Closer. Ever closer. That’s where I am in the last book of the Carrdia series. There’s a good chance I’ll reach the end by the time I post again. So, mid month, which was my hope.
You know, so I can draft something else.
Okay, I’m kinda sorta joking. This is me slaphappy after an insane amount of output since late September. On the other hand, I’m a little serious, in a not quite serious sort of way. I’d like to write another Pannulus holiday story, either a short story or two or a novella to finish out the year, but at an extremely relaxed pace.

Cover: CA Hawthorne
Then? Revising the series.
That I’m drafting the last two novels in a series back-to-back in six weeks would seem insane to most. They are, after all, each about 125K drafted.
If someone met me they’d be even more surprised. I’m quirky and unassuming, and certainly meek in groups, though chatty one-on-one. Yes, an INFJ personality type. In other words, what most makes sense about me is how much I don’t make sense. I literally thought my contradictions were a serious mental health condition until my personality was typed—three times.
Classic INFJ.
It’s why every employer who ever hired me did so, not out of enthusiasm, but reluctance, and then didn’t want me to leave (partly because they liked taking advantage of me). It was why I was the invisible kid in school—until teachers sampled my creative side.
It’s also why, when it comes to my writing, I have a determined side that’s difficult to comprehend. It seems a given that people can walk all over me—until they can’t. That’s especially true when it comes to writing.
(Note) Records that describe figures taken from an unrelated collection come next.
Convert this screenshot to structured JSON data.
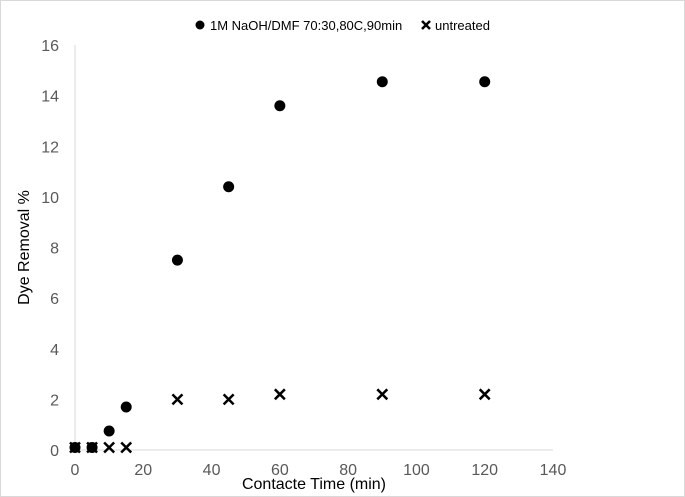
{
  "chart_data": {
    "type": "scatter",
    "title": "",
    "xlabel": "Contacte Time (min)",
    "ylabel": "Dye Removal %",
    "xlim": [
      0,
      140
    ],
    "ylim": [
      0,
      16
    ],
    "xticks": [
      0,
      20,
      40,
      60,
      80,
      100,
      120,
      140
    ],
    "yticks": [
      0,
      2,
      4,
      6,
      8,
      10,
      12,
      14,
      16
    ],
    "grid": false,
    "legend_position": "top",
    "series": [
      {
        "name": "1M NaOH/DMF 70:30,80C,90min",
        "marker": "circle",
        "color": "#000000",
        "points": [
          {
            "x": 0,
            "y": 0.1
          },
          {
            "x": 5,
            "y": 0.1
          },
          {
            "x": 10,
            "y": 0.75
          },
          {
            "x": 15,
            "y": 1.7
          },
          {
            "x": 30,
            "y": 7.5
          },
          {
            "x": 45,
            "y": 10.4
          },
          {
            "x": 60,
            "y": 13.6
          },
          {
            "x": 90,
            "y": 14.55
          },
          {
            "x": 120,
            "y": 14.55
          }
        ]
      },
      {
        "name": "untreated",
        "marker": "x",
        "color": "#000000",
        "points": [
          {
            "x": 0,
            "y": 0.1
          },
          {
            "x": 5,
            "y": 0.1
          },
          {
            "x": 10,
            "y": 0.1
          },
          {
            "x": 15,
            "y": 0.1
          },
          {
            "x": 30,
            "y": 2.0
          },
          {
            "x": 45,
            "y": 2.0
          },
          {
            "x": 60,
            "y": 2.2
          },
          {
            "x": 90,
            "y": 2.2
          },
          {
            "x": 120,
            "y": 2.2
          }
        ]
      }
    ]
  }
}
I’ve stopped listening to successful writer interviews on podcasts because so many became triggers. Well, let me begin by saying that I wouldn’t be where I am if not for the support of my parents. Just once I’d like to hear how they succeeded despite being raised as a doormat, or to be invisible.
Yes, I know those writers exist and I’m fighting as hard as I can to make myself one of them. That is, where success is a measure of providing stories for a welcoming audience rather than, necessarily, sales.
On my computer desktop it says, Take pride in whatever makes you different—it’s what divides you from the rest. It’s there because I wanted to reach that place and finally I’m at the threshold shaking so hard it’s difficult to lift a foot.

One of my favorite holiday novellas. Cover: CA Hawthorne
But I’m willing now to step over.
Willing enough to do what I’m doing. People look on and they see BIG numbers. I so don’t care about the freaking numbers.
Don’t tell me about your numbers, tell me about your story, about how it would speak to me. I get that numbers are a good accountability measure (I use them for that), but a better accountability measure is whether I want to return to the story, whether I want to read it, whether I want to revise it.
Does the story still make me laugh? Does it still bring on tears? Will there still be the same reaction to a character’s despair, grief, or kindness? Does my heroine find something more within than she’d have ever believed existed? Has a friendship formed out of mutual caring?
It’s amazing how few editors contact me because of what I write, but instead simply because I have. There’ve been but a few who show genuine interest. The vast majority, though, only care that I have words and claim they’re good editors.
Yeah, well, I’ve read superbly edited books I wish I’d never read. I’ve also read some poorly edited books that moved me. Would I really want an editor who didn’t care if the book had heart? Would I really want an editor who was silently opposed or even hostile towards what I write?
A decade ago I had doctors who harbored thinly veiled prejudices and I ended up in the ICU with part of my lungs dead. Now I have caring doctors and I’m thriving.
So, yes, here I am at the tail end of massive numbers and in the back of my mind I’m thinking about, not the prestige, but the opportunity to improve them.